Mr Esterson wrote to the Secretary of State to ask her to comment on a constituent’s concerns.

The constituent had written: “In light of the Ombudsman’s deliberation that the DWP did not inform 1950s women about the state pension changes, which caused most of us born in the 1950s to lose out on approximately £50,000 each and have to work a further six-seven years, without information or time to plan financially for these changes. What does the government propose to do to rectify this appalling state of affairs about which, you know, we have  been campaigning for the last seven years?” 

The Pensions Minister Guy Opperman responded regarding the Ombudsman: “Its investigation is ongoing. The report concludes stage one of what could be a three-part investigation. They have stated on their website that they will now move onto stage two of their investigation and will consider whether the complainants suffered an injustice. If they find that there was an injustice that has not already been remedied, they will then proceed to the third stage of their investigation and consider recommendations to address that injustice. I await the next stages of this process, but it is important to stress that the Ombudsman’s investigation is not a review of the entire State Pension age increase from 1995-2011. As they state on their website, ‘A 2019 High Court decision underlined that we are not able to recommend DWP reimburse ‘lost’ pensions. Nor can we recommend that anyone receive their State Pension any earlier than the law allows.’ Section 7(2) of the Parliamentary Commissioner Act 1967 says Ombudsman investigations “shall be conducted in private”, and it would be inappropriate for me to comment on a live Ombudsman’s investigation. The Department has been fully co-operating with the Ombudsman’s investigation and will continue to do so.”

Mr Esterson supported the Labour pledge at the last general election to compensate women for the losses incurred due to the changes, which increased women’s state pensions age from 60 to 66 over a number of years. He signed an early day motion in 2019 calling for restitution for 1950s women. He also personally co-signed a constituent’s Ombudsman maladministration complaint against the DWP, and has written to the DWP numerous times on behalf of constituents.

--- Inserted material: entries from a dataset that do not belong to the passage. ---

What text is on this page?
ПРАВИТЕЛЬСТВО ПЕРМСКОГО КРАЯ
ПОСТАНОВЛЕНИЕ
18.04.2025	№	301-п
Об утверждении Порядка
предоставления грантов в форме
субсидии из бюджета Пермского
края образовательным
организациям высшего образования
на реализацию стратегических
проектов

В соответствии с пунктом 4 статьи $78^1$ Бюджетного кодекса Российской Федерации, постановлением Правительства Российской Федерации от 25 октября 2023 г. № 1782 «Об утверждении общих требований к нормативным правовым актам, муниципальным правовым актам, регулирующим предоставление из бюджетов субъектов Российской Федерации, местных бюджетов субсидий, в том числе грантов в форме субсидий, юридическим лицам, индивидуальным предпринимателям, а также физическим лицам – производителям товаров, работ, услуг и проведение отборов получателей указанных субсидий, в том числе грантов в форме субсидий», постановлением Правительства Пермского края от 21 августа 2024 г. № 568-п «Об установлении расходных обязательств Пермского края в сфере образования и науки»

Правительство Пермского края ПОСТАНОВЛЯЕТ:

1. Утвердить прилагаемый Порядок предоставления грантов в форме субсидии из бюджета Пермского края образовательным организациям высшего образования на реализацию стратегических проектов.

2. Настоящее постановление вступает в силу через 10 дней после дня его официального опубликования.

Mr Esterson said the government should “right this wrong” and provide compensation for those affected. He said: “The way these changes were communicated to women has been shown to have been flawed. This means millions of women had no idea these changes affected them and therefore had no time to plan. Many made decisions to retire early or leave work for health reasons, or to care for relatives, thinking they would be paid their state pension from the age of 60. Many have had to wait another six years, which has resulted in undue hardship because many have been unable to get back into work. The decision by the Conservative government to increase the speed at which these changes came into effect simply compounded the issues. Women should have been informed earlier and more steps should have been taken to ensure that the general public was aware of the upcoming changes. The government has let down these women and left many people tens of thousands of pounds worse off. The government needs to right this wrong.”

The next stage of the Ombudsman investigation will look at what losses were incurred due to the DWP’s maladministration.

The 1995 Pension Act first introduced the plan to increase the state pension age for women to 65, the same as men. The 2011 Pension Act sped up the changes so that the equalisation occurred even more quickly. The state pension age for both men and women is now 66. The state pension age is scheduled to rise to 67 between 2026 and 2028.

Around 3.8million women have been affected and many say they were either not informed at all or were informed too late to make necessary adjustments.